Mustafa on his walk

Interview with Mustafa Gerima

Mustafa Gerima is an environmental activist who was motivated to leave his ordinary life behind to save a rare tree from extinction. He is passionate about saving Shea trees and the communities that depend on them. This is a copy of our interview, lightly edited for clarity and space.

Rinexii: When did you first notice the Shea tree was disappearing?

Mustafa Gerima: It was in 2019 when I was traveling from the Rwenzori mountains. I saw numerous white sacks along the way especially as we were entering the West Nile. When I tried to ask fellow travelers as to what these white sacks were containing, I was told they contain charcoal for sale. Then I said to them: we used to have charcoal coming from along the Nile not from the upper part here, how come they have now shifted to this part? I was told that they have now resorted to cutting the precious Shea nut trees for burning charcoal.

This momentarily pricked my ears and forced me to go into an unplanned lecture in the bus. I continued:” Of all trees, why have they gone for the Shea trees very well knowing that these trees are our identity as a community? Have they forgotten that it’s from these trees that we get our oil for smearing a newborn baby and also use it for preparing our delicacies as the people of westnile? Have they forgotten that the oil from these trees used to be our dressing for the poorly cooked beans in boarding schools? Why the Shea tree really????.

Then I consoled my self that I am not going to live by this nonsense. I am going to do something about this ecological war. As a Biology teacher, I am not going to allow this species go for extinction just because of useless charcoal business. So I came up with a decision to walk from the parliament of Uganda to my own people to talk to them to let this tree species also survive. And in August , 2019, I walked 520 km from the Ugandan parliament based in the Capital City , Kampala to the West Nile city of Arua.

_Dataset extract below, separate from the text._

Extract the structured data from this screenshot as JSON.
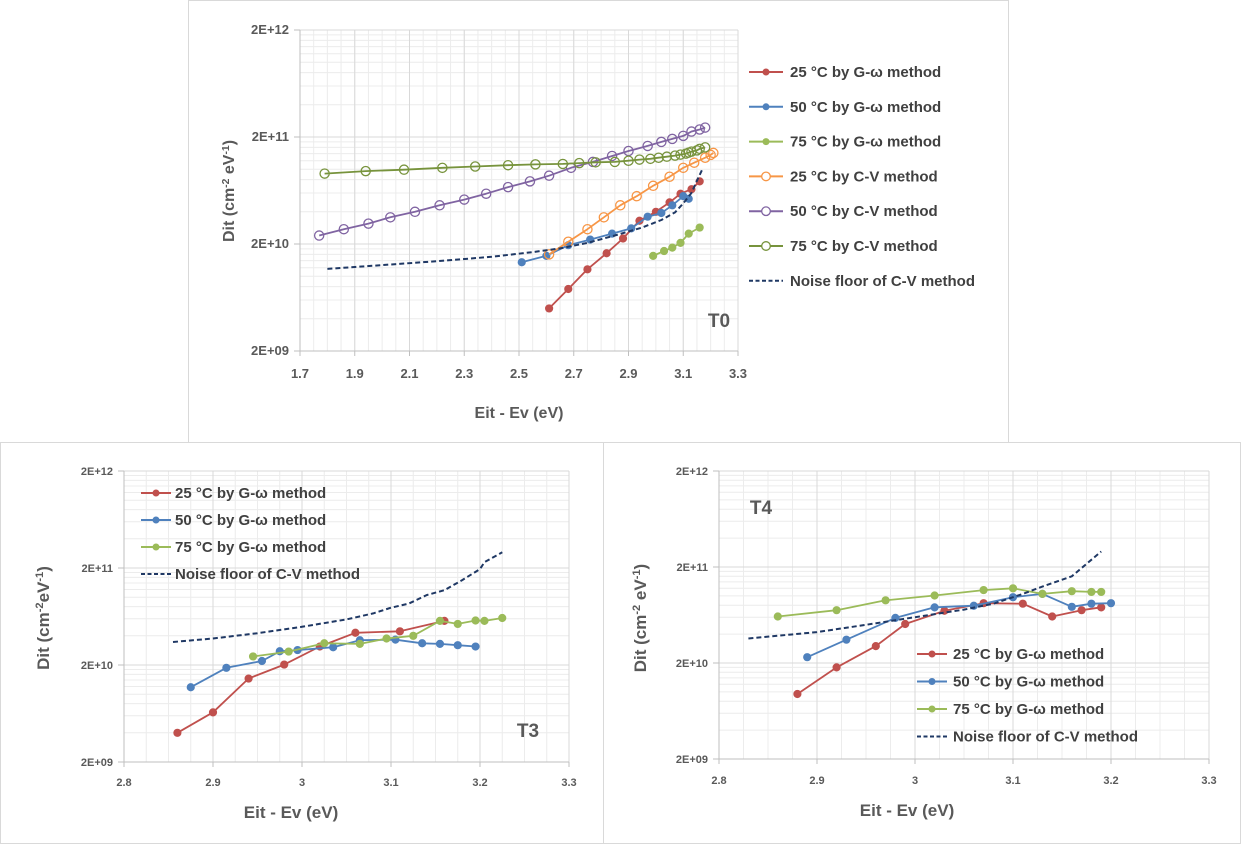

Was there a defining moment that pushed you to quit being a Biology Teacher and switch to being an environmental advocate?

It was in February, 2016, I was admitted in Lacor Hospital in Gulu, the regional city of Northern Uganda. I was suffering from an anal fissure and had to be operated on. While at the Hospital, I saw people scrambling for the few tree shades. I said to myself, it’s from the Hospital that people know the importance of trees but out of the hospital they are busy destroying the trees.

I decided that when I walked out of the hospital, I would create a classroom in the open air instead of remaining to teach in the four walled classroom. After recurpurating for three months, I started my Environmental awareness creation and I wanted to stand on the highest point of the country and here the Rwenzori mountains came to my mind.

Then I called my platform as the Rwenzori mountains Initiative, which today is registered as an organization and legally recognized by the government. RMI had four thematic areas and one of which was the protection and Conservation if endangered species. It’s from this point that the Shea nut issue came into my mind. But today save the Shea nut Movement has taken over 98 percent of my time and energy leaving RMI an orphan.

Rinexii: You walked 600km+ to help draw attention to the plight of the Shea Tree. How did people know about your walk?

I walked 664 km from the Ugandan parliament Kampala to the UNITED Nations Environment Program (UNEP) office in Nairobi, Kenya. But this was after the 520km walk from Kampala to Arua, the regional city of Westnile. In the course of the walk there was of course some media coverage although not to the level I had expected. But on the Kenyan Soil the media attention intensified and so the whole of the Kenyan community and the global Community was in the know that someone in the name of Mustafa Gerima was walking for a noble cause.

You have a GoFundMe for saving the Shea Trees. What happens after someone donates?

This GoFundMe is a recent Initiative that was merely to test the waters of fundraising. Otherwise my main action plans for Saving the Shea nut species is to raise 7 million Shea seedlings within ten years period and raise funds to buy 7 thousand hectares of land for restoring Shea nut trees.

Others are lobbying to establish Shea nut processing factories all over the Shea belt and this is already taking effect. Three factories have already been established through my advocacy and many more are in pipeline by those who have the money to do so. So this current fundraising drive, it’s proceeds go to buying Shea seedlings from the rural women who have been raising the seedlings on their own. Part if the funds are also used to increase the capacity of my Shea seedling project which I have started raising single handedly this year on my customary land that was meant for building my family house on it.

It’s a two acre piece of land. Remember my wife and children are still living in the neighboring country of Tanzania where I lived and worked as a teacher for more than Fifteen years. I am able to invest my full time because the family is not near me. Nevertheless, this is not a pleasant thing as my absence from the family also affects them a great deal.

I can see from what you’ve written that being away from your family is tough. Do they support you on your efforts?

Indeed it’s tough because my children are still young; first born is 12 years and the second one is 8 years now but I left her when she was just two years old. It’s their Mother and Grandma for them physically although I sometimes send them some very little money that I receive as handouts in the course of my advocacy. My first born was used to me and my prolonged absence from her greatly impacted on her life until of recent when she understood my situation and now she keeps on giving me encouragement. Their mother has not been happy though.